Brian Johnston, Gardner-Webb – A big, physical pass rusher who can also run very well for his size (6-5, 270 pounds) and runs in the 4.7 range. He can look a bit like a straight-line speed guy who has trouble changing directions at the point of attack. But if you can limit his responsibility and use his natural skills in the right scheme, he could grow into a solid defender at the pro level.

Curtis Johnson, Clark-Atlanta – A pure speed edge rusher who has scouts flocking. He is roughly 6-4, 245 pounds and has been recording tackles for loss and sacks at a fantastic pace. If he continues to impress, he will land a spot in the NFL Combine.

Andy Studebaker, Wheaton (Ill.) – The best lower-division prospect at this position.

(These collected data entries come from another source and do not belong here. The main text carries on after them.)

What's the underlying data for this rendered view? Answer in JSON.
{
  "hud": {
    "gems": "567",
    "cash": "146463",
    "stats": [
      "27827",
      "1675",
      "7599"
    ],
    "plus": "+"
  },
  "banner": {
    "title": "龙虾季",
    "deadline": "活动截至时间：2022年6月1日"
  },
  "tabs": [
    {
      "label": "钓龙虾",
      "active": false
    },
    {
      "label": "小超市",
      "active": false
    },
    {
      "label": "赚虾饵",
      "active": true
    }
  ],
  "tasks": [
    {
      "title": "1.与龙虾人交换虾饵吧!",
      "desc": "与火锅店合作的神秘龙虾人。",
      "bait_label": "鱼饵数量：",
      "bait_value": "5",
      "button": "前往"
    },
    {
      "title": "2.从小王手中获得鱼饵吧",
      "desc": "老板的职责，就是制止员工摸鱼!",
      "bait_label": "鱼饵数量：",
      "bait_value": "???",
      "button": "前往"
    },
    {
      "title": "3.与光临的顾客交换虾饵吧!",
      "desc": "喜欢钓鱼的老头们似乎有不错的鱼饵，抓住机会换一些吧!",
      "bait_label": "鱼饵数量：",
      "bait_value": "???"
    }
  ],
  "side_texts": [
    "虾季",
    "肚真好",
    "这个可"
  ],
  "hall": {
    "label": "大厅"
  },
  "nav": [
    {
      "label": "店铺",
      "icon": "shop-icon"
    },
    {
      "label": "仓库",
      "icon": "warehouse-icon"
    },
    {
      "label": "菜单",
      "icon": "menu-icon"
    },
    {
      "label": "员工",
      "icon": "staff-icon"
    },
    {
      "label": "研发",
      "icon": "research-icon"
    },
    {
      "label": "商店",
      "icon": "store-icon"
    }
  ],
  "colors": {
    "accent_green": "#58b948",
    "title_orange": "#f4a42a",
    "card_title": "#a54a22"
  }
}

He has been timed in the 4.55 range and has shown the ability to get to the quarterback against his current level of competition. He needs to get bigger and stronger but could also be tried as a stand-up outside linebacker since he is roughly 6-3, 255 pounds. Studebaker has 22.5 sacks over the past year-and-a-half.

Eric Bakhtiari, San Diego – He dominated the line of scrimmage against Drake in what was billed as their "Game of the Year," recording four sacks, three that ended with either forced fumbles or fumble recoveries. He has 19 tackles for loss, 15.5 sacks, four forced fumbles and two blocked kicks.

Jacob Owens, Fairmont State – A physically impressive defender who has shown the ability to play a variety of positions. He has a big upper-body, plays with a nasty streak and always looks to be hustling. Has a better motor than pure straight-line speed. It is difficult to totally translate his game to the pro level because he is playing against guys who just don't compare to the type of athletes or size he will be facing at the next level. But he is the type of raw kid who good teams find and develop into strong role players.